The third and seventh epigrams can be dated to 1794, and the sixth is most likely from the same year.
The subject of the first piece is not known, although it could be William Copland of Collieston, who was mentioned in the second Election Ballad.
The description of Miss E. I – best fits Elizabeth Inglis the daughter of a local minister William Inglis, whose sermons Burns enjoyed hearing.
The loyal Natives were formed in January 1793 and were among the more reactionary of the Dumfries citizenry. They unwisely produced verses lampooning Burns and other radicals, which provoked a stinging attack from the Bard.
The identity of Billy remains a mystery, but it is most likely to refer to one of two men: either Captain William Roddick whom Burns had already satirized in Epitaph on a noted Coxcomb, or William Graham of Mossknowe.

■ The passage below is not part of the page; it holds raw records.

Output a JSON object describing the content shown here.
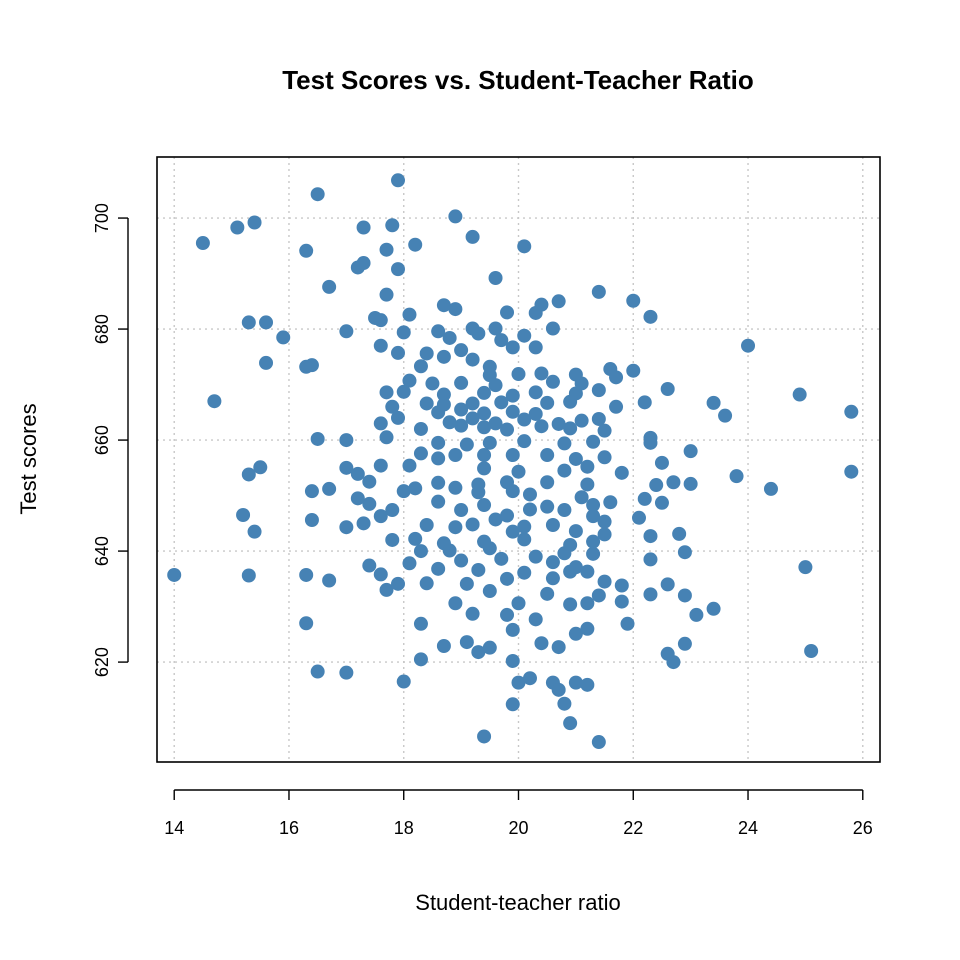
{
  "chart_data": {
    "type": "scatter",
    "title": "Test Scores vs. Student-Teacher Ratio",
    "xlabel": "Student-teacher ratio",
    "ylabel": "Test scores",
    "xlim": [
      13.7,
      26.3
    ],
    "ylim": [
      602,
      711
    ],
    "xticks": [
      14,
      16,
      18,
      20,
      22,
      24,
      26
    ],
    "yticks": [
      620,
      640,
      660,
      680,
      700
    ],
    "grid": true,
    "point_color": "#4682B4",
    "points": [
      [
        16.5,
        704.3
      ],
      [
        17.9,
        706.8
      ],
      [
        15.4,
        699.2
      ],
      [
        15.1,
        698.3
      ],
      [
        14.5,
        695.5
      ],
      [
        17.3,
        698.3
      ],
      [
        17.8,
        698.7
      ],
      [
        18.9,
        700.3
      ],
      [
        19.2,
        696.6
      ],
      [
        20.1,
        694.9
      ],
      [
        16.3,
        694.1
      ],
      [
        17.7,
        694.3
      ],
      [
        18.2,
        695.2
      ],
      [
        17.2,
        691.1
      ],
      [
        17.3,
        691.9
      ],
      [
        17.9,
        690.8
      ],
      [
        19.6,
        689.2
      ],
      [
        16.7,
        687.6
      ],
      [
        17.7,
        686.2
      ],
      [
        21.4,
        686.7
      ],
      [
        22.0,
        685.1
      ],
      [
        20.7,
        685.0
      ],
      [
        20.4,
        684.4
      ],
      [
        18.7,
        684.3
      ],
      [
        18.9,
        683.6
      ],
      [
        19.8,
        683.0
      ],
      [
        20.3,
        682.9
      ],
      [
        22.3,
        682.2
      ],
      [
        18.1,
        682.6
      ],
      [
        17.5,
        682.0
      ],
      [
        17.6,
        681.6
      ],
      [
        15.3,
        681.2
      ],
      [
        15.6,
        681.2
      ],
      [
        19.2,
        680.1
      ],
      [
        19.6,
        680.1
      ],
      [
        20.6,
        680.1
      ],
      [
        18.0,
        679.4
      ],
      [
        17.0,
        679.6
      ],
      [
        19.3,
        679.2
      ],
      [
        18.6,
        679.6
      ],
      [
        20.1,
        678.8
      ],
      [
        15.9,
        678.5
      ],
      [
        19.7,
        678.0
      ],
      [
        18.8,
        678.4
      ],
      [
        24.0,
        677.0
      ],
      [
        17.6,
        677.0
      ],
      [
        18.4,
        675.6
      ],
      [
        17.9,
        675.7
      ],
      [
        19.9,
        676.7
      ],
      [
        20.3,
        676.7
      ],
      [
        19.0,
        676.2
      ],
      [
        18.7,
        675.0
      ],
      [
        19.2,
        674.5
      ],
      [
        15.6,
        673.9
      ],
      [
        16.4,
        673.5
      ],
      [
        16.3,
        673.2
      ],
      [
        18.3,
        673.3
      ],
      [
        19.5,
        673.2
      ],
      [
        21.6,
        672.8
      ],
      [
        22.0,
        672.5
      ],
      [
        19.5,
        671.7
      ],
      [
        20.0,
        671.9
      ],
      [
        20.4,
        672.0
      ],
      [
        21.0,
        671.8
      ],
      [
        21.7,
        671.3
      ],
      [
        18.1,
        670.7
      ],
      [
        18.5,
        670.2
      ],
      [
        19.0,
        670.3
      ],
      [
        19.6,
        669.9
      ],
      [
        20.6,
        670.5
      ],
      [
        21.1,
        670.2
      ],
      [
        21.4,
        669.0
      ],
      [
        22.6,
        669.2
      ],
      [
        18.0,
        668.7
      ],
      [
        18.7,
        668.2
      ],
      [
        19.4,
        668.5
      ],
      [
        19.9,
        668.0
      ],
      [
        20.3,
        668.6
      ],
      [
        21.0,
        668.4
      ],
      [
        24.9,
        668.2
      ],
      [
        17.7,
        668.6
      ],
      [
        14.7,
        667.0
      ],
      [
        18.4,
        666.6
      ],
      [
        18.7,
        666.4
      ],
      [
        19.2,
        666.6
      ],
      [
        19.7,
        666.8
      ],
      [
        20.5,
        666.7
      ],
      [
        20.9,
        666.9
      ],
      [
        22.2,
        666.8
      ],
      [
        23.4,
        666.7
      ],
      [
        17.8,
        666.0
      ],
      [
        18.6,
        665.0
      ],
      [
        19.0,
        665.5
      ],
      [
        19.4,
        664.8
      ],
      [
        19.9,
        665.1
      ],
      [
        20.3,
        664.7
      ],
      [
        21.7,
        666.0
      ],
      [
        25.8,
        665.1
      ],
      [
        17.9,
        664.0
      ],
      [
        18.8,
        663.2
      ],
      [
        19.2,
        663.9
      ],
      [
        19.6,
        663.0
      ],
      [
        20.1,
        663.7
      ],
      [
        20.7,
        662.9
      ],
      [
        21.1,
        663.5
      ],
      [
        21.4,
        663.8
      ],
      [
        23.6,
        664.4
      ],
      [
        17.6,
        663.0
      ],
      [
        18.3,
        662.0
      ],
      [
        19.0,
        662.6
      ],
      [
        19.4,
        662.3
      ],
      [
        19.8,
        661.9
      ],
      [
        20.4,
        662.5
      ],
      [
        20.9,
        662.1
      ],
      [
        21.5,
        661.7
      ],
      [
        22.3,
        660.4
      ],
      [
        16.5,
        660.2
      ],
      [
        17.0,
        660.0
      ],
      [
        17.7,
        660.5
      ],
      [
        18.6,
        659.5
      ],
      [
        19.1,
        659.2
      ],
      [
        19.5,
        659.5
      ],
      [
        20.1,
        659.8
      ],
      [
        20.8,
        659.4
      ],
      [
        21.3,
        659.7
      ],
      [
        22.3,
        659.5
      ],
      [
        18.3,
        657.6
      ],
      [
        18.9,
        657.3
      ],
      [
        19.4,
        657.3
      ],
      [
        19.9,
        657.3
      ],
      [
        20.5,
        657.3
      ],
      [
        21.0,
        656.6
      ],
      [
        21.5,
        656.9
      ],
      [
        23.0,
        658.0
      ],
      [
        22.5,
        655.9
      ],
      [
        18.6,
        656.7
      ],
      [
        18.1,
        655.4
      ],
      [
        17.6,
        655.4
      ],
      [
        17.0,
        655.0
      ],
      [
        15.5,
        655.1
      ],
      [
        15.3,
        653.8
      ],
      [
        17.2,
        653.9
      ],
      [
        19.4,
        654.9
      ],
      [
        20.0,
        654.3
      ],
      [
        20.8,
        654.5
      ],
      [
        21.2,
        655.2
      ],
      [
        21.8,
        654.1
      ],
      [
        23.8,
        653.5
      ],
      [
        17.4,
        652.5
      ],
      [
        18.6,
        652.3
      ],
      [
        19.3,
        652.0
      ],
      [
        19.8,
        652.4
      ],
      [
        20.5,
        652.4
      ],
      [
        21.2,
        652.0
      ],
      [
        22.4,
        651.9
      ],
      [
        22.7,
        652.4
      ],
      [
        23.0,
        652.1
      ],
      [
        24.4,
        651.2
      ],
      [
        25.8,
        654.3
      ],
      [
        16.4,
        650.8
      ],
      [
        16.7,
        651.2
      ],
      [
        18.0,
        650.8
      ],
      [
        18.2,
        651.3
      ],
      [
        18.9,
        651.4
      ],
      [
        19.3,
        650.6
      ],
      [
        19.9,
        650.8
      ],
      [
        20.2,
        650.2
      ],
      [
        21.1,
        649.7
      ],
      [
        22.2,
        649.4
      ],
      [
        17.2,
        649.5
      ],
      [
        17.4,
        648.5
      ],
      [
        18.6,
        648.9
      ],
      [
        19.4,
        648.3
      ],
      [
        20.5,
        648.0
      ],
      [
        21.3,
        648.3
      ],
      [
        21.6,
        648.8
      ],
      [
        22.5,
        648.7
      ],
      [
        17.8,
        647.4
      ],
      [
        19.0,
        647.4
      ],
      [
        19.8,
        646.4
      ],
      [
        20.2,
        647.5
      ],
      [
        20.8,
        647.4
      ],
      [
        21.3,
        646.3
      ],
      [
        15.2,
        646.5
      ],
      [
        16.4,
        645.6
      ],
      [
        17.6,
        646.3
      ],
      [
        19.6,
        645.7
      ],
      [
        18.4,
        644.7
      ],
      [
        19.2,
        644.8
      ],
      [
        20.1,
        644.4
      ],
      [
        20.6,
        644.7
      ],
      [
        21.5,
        645.3
      ],
      [
        22.1,
        646.0
      ],
      [
        17.0,
        644.3
      ],
      [
        17.3,
        645.0
      ],
      [
        18.9,
        644.3
      ],
      [
        19.9,
        643.5
      ],
      [
        21.0,
        643.6
      ],
      [
        21.5,
        643.0
      ],
      [
        22.8,
        643.1
      ],
      [
        15.4,
        643.5
      ],
      [
        17.8,
        642.0
      ],
      [
        18.2,
        642.2
      ],
      [
        18.7,
        641.4
      ],
      [
        19.4,
        641.7
      ],
      [
        20.1,
        642.1
      ],
      [
        20.9,
        641.1
      ],
      [
        21.3,
        641.7
      ],
      [
        22.3,
        642.7
      ],
      [
        18.3,
        640.0
      ],
      [
        18.8,
        640.1
      ],
      [
        19.5,
        640.5
      ],
      [
        20.3,
        639.0
      ],
      [
        20.8,
        639.6
      ],
      [
        21.3,
        639.5
      ],
      [
        22.9,
        639.8
      ],
      [
        17.4,
        637.4
      ],
      [
        18.1,
        637.8
      ],
      [
        19.0,
        638.3
      ],
      [
        19.7,
        638.6
      ],
      [
        20.6,
        638.0
      ],
      [
        21.0,
        637.1
      ],
      [
        22.3,
        638.5
      ],
      [
        17.6,
        635.8
      ],
      [
        18.6,
        636.8
      ],
      [
        19.3,
        636.6
      ],
      [
        20.1,
        636.1
      ],
      [
        20.9,
        636.3
      ],
      [
        21.2,
        636.3
      ],
      [
        14.0,
        635.7
      ],
      [
        15.3,
        635.6
      ],
      [
        16.3,
        635.7
      ],
      [
        16.7,
        634.7
      ],
      [
        17.9,
        634.1
      ],
      [
        18.4,
        634.2
      ],
      [
        19.1,
        634.1
      ],
      [
        19.8,
        635.0
      ],
      [
        20.6,
        635.1
      ],
      [
        21.5,
        634.5
      ],
      [
        21.8,
        633.8
      ],
      [
        22.6,
        634.0
      ],
      [
        17.7,
        633.0
      ],
      [
        19.5,
        632.8
      ],
      [
        20.5,
        632.3
      ],
      [
        21.4,
        632.0
      ],
      [
        22.3,
        632.2
      ],
      [
        22.9,
        632.0
      ],
      [
        25.0,
        637.1
      ],
      [
        18.9,
        630.6
      ],
      [
        20.0,
        630.6
      ],
      [
        20.9,
        630.4
      ],
      [
        21.2,
        630.6
      ],
      [
        21.8,
        630.9
      ],
      [
        23.1,
        628.5
      ],
      [
        23.4,
        629.6
      ],
      [
        19.2,
        628.7
      ],
      [
        19.8,
        628.5
      ],
      [
        20.3,
        627.7
      ],
      [
        16.3,
        627.0
      ],
      [
        18.3,
        626.9
      ],
      [
        19.9,
        625.8
      ],
      [
        21.0,
        625.1
      ],
      [
        21.2,
        626.0
      ],
      [
        21.9,
        626.9
      ],
      [
        22.6,
        621.5
      ],
      [
        22.7,
        620.0
      ],
      [
        22.9,
        623.3
      ],
      [
        19.1,
        623.6
      ],
      [
        19.5,
        622.6
      ],
      [
        20.4,
        623.4
      ],
      [
        20.7,
        622.7
      ],
      [
        18.3,
        620.5
      ],
      [
        18.7,
        622.9
      ],
      [
        19.3,
        621.8
      ],
      [
        25.1,
        622.0
      ],
      [
        16.5,
        618.3
      ],
      [
        17.0,
        618.1
      ],
      [
        19.9,
        620.2
      ],
      [
        20.0,
        616.3
      ],
      [
        20.2,
        617.1
      ],
      [
        20.6,
        616.3
      ],
      [
        21.0,
        616.3
      ],
      [
        21.2,
        615.9
      ],
      [
        18.0,
        616.5
      ],
      [
        19.9,
        612.4
      ],
      [
        20.8,
        612.5
      ],
      [
        20.9,
        609.0
      ],
      [
        21.4,
        605.6
      ],
      [
        19.4,
        606.6
      ],
      [
        20.7,
        615.0
      ]
    ]
  }
}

As the President of the Loyal Natives, Commissary Goldie provoked a heightened level of animosity from Burns.
Edmund Burke (1729-1797) was a prominent eighteenth-century politician, and Warren Hastings (1732-1818) was the governor of India who was tried, but acquitted, for maladministration in the country in 1795.
The final epigram refers to James Swan (b. 1751) who was elected a Baillie in Dumfries in 1794, and again in 1795. However, by October 1796 he ceased to be a magistrate and was voted off the council in 1797, thus proving Burns’s prophecy true.